Cancellazioni e dilazioni
I rivenditori, dopo i primi giorni di chiusura, hanno contattato i fornitori annullando le spedizioni in corso e chiedendo termini di pagamento più lunghi.
Questa strada è stata presa quasi da tutti, compresi i rivenditori che erano già in ritardo sui pagamenti e che adesso chiedono rateizzazioni ai loro fornitori.
La situazione diventa davvero complicata, perché la leva finanziaria è in mano ai rivenditori.
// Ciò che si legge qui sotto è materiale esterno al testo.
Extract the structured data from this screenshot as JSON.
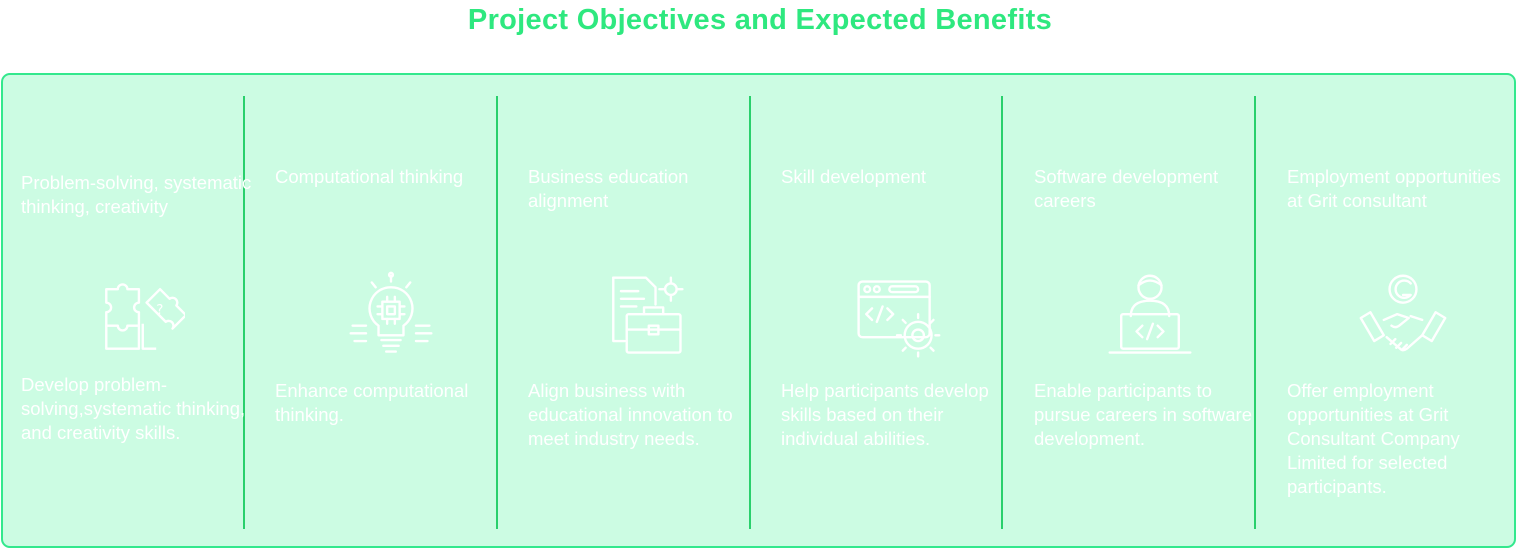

Se non entrano soldi nel sistema e non ci sono luoghi per vendere i loro prodotti, i fornitori non hanno il budget per affrontare la vendita diretta oppure devono sostenere dure lotte legali nel caso di violazione dei contratti.
Il sistema dell’abbigliamento è congelato.
L’incertezza sul mercato dell’abbigliamento è durata una settimana e poi il sistema si è completamente bloccato.
Se i rivenditori locali hanno bloccato e annullato gli ordini ai loro fornitori nazionali, i grandi rivenditori, le catene internazionali e molti grandi brand hanno annullato ordini di acquisto in India e nel Sud Est Asiatico, mettendo sotto shock sia i fornitori locali che i lavoratori che ne pagano le conseguenze più amare.
Non è una situazione che si risolverà in poco tempo.
Ripartiranno prima ristoranti e bar. Tutti noi desidereremo un po’ di divertimento e l’abbigliamento non ha nulla a che fare con questo.
L’abbigliamento ha un deserto da attraversare ed un sistema da reinventare.